Using Machine Learning Techniques to Detect Mutant p53 Transcriptional Activity

Booth Id:
CBIO030T

Category:
Computational Biology and Bioinformatics

Year:
2019

Finalist Names:
Azhar, Dua (School: Beehive Science and Technology Academy)
Kargi, Sanjana (School: Beehive Science and Technology Academy)

Abstract:
The p53 protein, known for its role in preventing cancer, can also become the cause of cancer when mutated. Finding a way to understand the protein and develop a way to reactivate it has been a focus of cancer research. By utilizing artificial intelligence and machine learning algorithms, we can predict the transcriptional activity of a p53 protein in silico, and reduce the workload that is needed to do so in vitro. p53’s 2D and 3D structures can be analyzed to predict whether it is active or inactive. By using a dataset of over 30,000 p53 mutations with 5,409 features each, we can train a computer to assist in the prediction.

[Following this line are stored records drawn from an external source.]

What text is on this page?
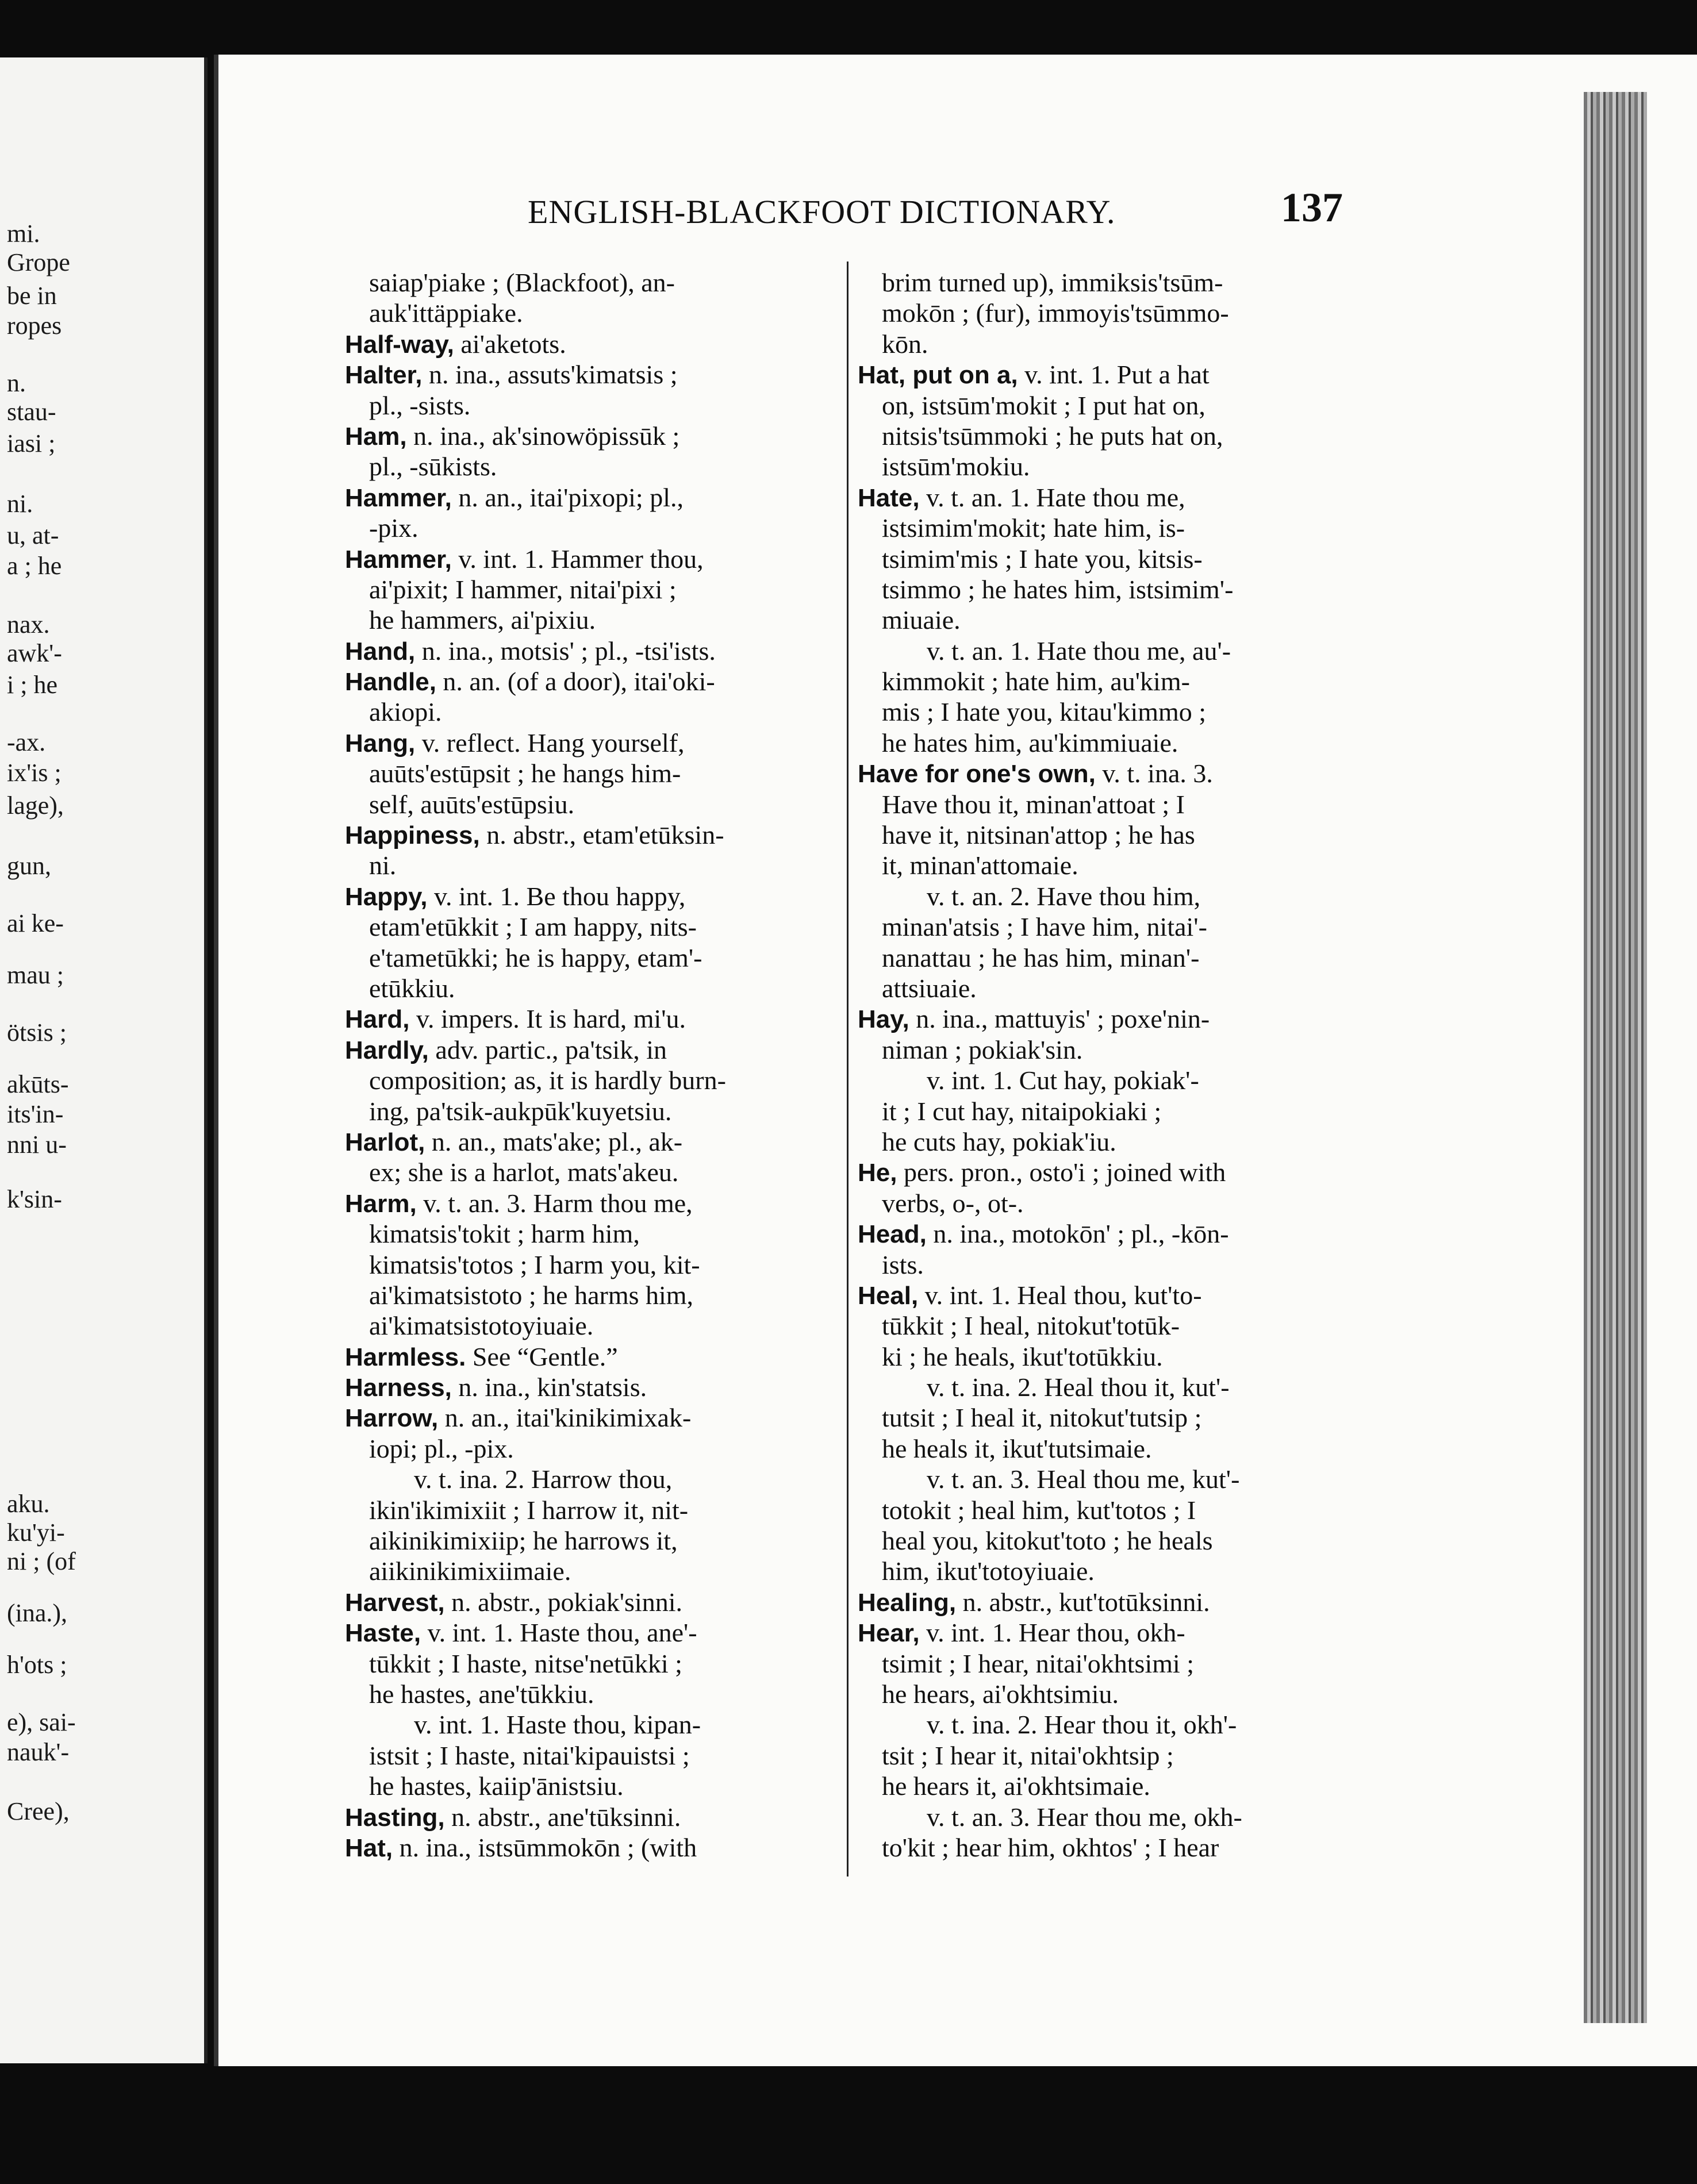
mi.
Grope
be in
ropes
n.
stau-
iasi ;
ni.
u, at-
a ; he
nax.
awk'-
i ; he
-ax.
ix'is ;
lage),
gun,
ai ke-
mau ;
ötsis ;
akūts-
its'in-
nni u-
k'sin-
aku.
ku'yi-
ni ; (of
(ina.),
h'ots ;
e), sai-
nauk'-
Cree),
ENGLISH-BLACKFOOT DICTIONARY.	137
saiap'piake ; (Blackfoot), an-
auk'ittäppiake.
Half-way, ai'aketots.
Halter, n. ina., assuts'kimatsis ;
pl., -sists.
Ham, n. ina., ak'sinowöpissūk ;
pl., -sūkists.
Hammer, n. an., itai'pixopi; pl.,
-pix.
Hammer, v. int. 1. Hammer thou,
ai'pixit; I hammer, nitai'pixi ;
he hammers, ai'pixiu.
Hand, n. ina., motsis' ; pl., -tsi'ists.
Handle, n. an. (of a door), itai'oki-
akiopi.
Hang, v. reflect. Hang yourself,
auūts'estūpsit ; he hangs him-
self, auūts'estūpsiu.
Happiness, n. abstr., etam'etūksin-
ni.
Happy, v. int. 1. Be thou happy,
etam'etūkkit ; I am happy, nits-
e'tametūkki; he is happy, etam'-
etūkkiu.
Hard, v. impers. It is hard, mi'u.
Hardly, adv. partic., pa'tsik, in
composition; as, it is hardly burn-
ing, pa'tsik-aukpūk'kuyetsiu.
Harlot, n. an., mats'ake; pl., ak-
ex; she is a harlot, mats'akeu.
Harm, v. t. an. 3. Harm thou me,
kimatsis'tokit ; harm him,
kimatsis'totos ; I harm you, kit-
ai'kimatsistoto ; he harms him,
ai'kimatsistotoyiuaie.
Harmless. See “Gentle.”
Harness, n. ina., kin'statsis.
Harrow, n. an., itai'kinikimixak-
iopi; pl., -pix.
v. t. ina. 2. Harrow thou,
ikin'ikimixiit ; I harrow it, nit-
aikinikimixiip; he harrows it,
aiikinikimixiimaie.
Harvest, n. abstr., pokiak'sinni.
Haste, v. int. 1. Haste thou, ane'-
tūkkit ; I haste, nitse'netūkki ;
he hastes, ane'tūkkiu.
v. int. 1. Haste thou, kipan-
istsit ; I haste, nitai'kipauistsi ;
he hastes, kaiip'ānistsiu.
Hasting, n. abstr., ane'tūksinni.
Hat, n. ina., istsūmmokōn ; (with
brim turned up), immiksis'tsūm-
mokōn ; (fur), immoyis'tsūmmo-
kōn.
Hat, put on a, v. int. 1. Put a hat
on, istsūm'mokit ; I put hat on,
nitsis'tsūmmoki ; he puts hat on,
istsūm'mokiu.
Hate, v. t. an. 1. Hate thou me,
istsimim'mokit; hate him, is-
tsimim'mis ; I hate you, kitsis-
tsimmo ; he hates him, istsimim'-
miuaie.
v. t. an. 1. Hate thou me, au'-
kimmokit ; hate him, au'kim-
mis ; I hate you, kitau'kimmo ;
he hates him, au'kimmiuaie.
Have for one's own, v. t. ina. 3.
Have thou it, minan'attoat ; I
have it, nitsinan'attop ; he has
it, minan'attomaie.
v. t. an. 2. Have thou him,
minan'atsis ; I have him, nitai'-
nanattau ; he has him, minan'-
attsiuaie.
Hay, n. ina., mattuyis' ; poxe'nin-
niman ; pokiak'sin.
v. int. 1. Cut hay, pokiak'-
it ; I cut hay, nitaipokiaki ;
he cuts hay, pokiak'iu.
He, pers. pron., osto'i ; joined with
verbs, o-, ot-.
Head, n. ina., motokōn' ; pl., -kōn-
ists.
Heal, v. int. 1. Heal thou, kut'to-
tūkkit ; I heal, nitokut'totūk-
ki ; he heals, ikut'totūkkiu.
v. t. ina. 2. Heal thou it, kut'-
tutsit ; I heal it, nitokut'tutsip ;
he heals it, ikut'tutsimaie.
v. t. an. 3. Heal thou me, kut'-
totokit ; heal him, kut'totos ; I
heal you, kitokut'toto ; he heals
him, ikut'totoyiuaie.
Healing, n. abstr., kut'totūksinni.
Hear, v. int. 1. Hear thou, okh-
tsimit ; I hear, nitai'okhtsimi ;
he hears, ai'okhtsimiu.
v. t. ina. 2. Hear thou it, okh'-
tsit ; I hear it, nitai'okhtsip ;
he hears it, ai'okhtsimaie.
v. t. an. 3. Hear thou me, okh-
to'kit ; hear him, okhtos' ; I hear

Coding in Python, we used four different algorithms to concentrate our data set and train a model for prediction. First, with Correlation-based Feature Selection (CFS), we selected the 20 features that most influence p53’s activity. Then we used the unsupervised learning technique, Random Cut Forest (RCF), to detect and label the data. We used a one-level decision tree, also known as a decision stump, to train and predict with our model. To improve performance, we supplemented the Decision Tree with the meta-algorithm AdaBoost. Between RCF and AdaBoost, our model used both bagging and boosting techniques. We started prediction with only a fraction of our attributes before eventually using all 5407. To increase the speed when working with all the features, we used deep learning techniques. With the help of neural networks, we were able to predict mutant p53’s transcriptional activity with 99.75% accuracy in just over 10 minutes. p53 mutations are present in 50% of human cancers and is one of the most common causes of cancer. By identifying which p53 mutations are harmful, we can more accurately identify cancer in its early stages.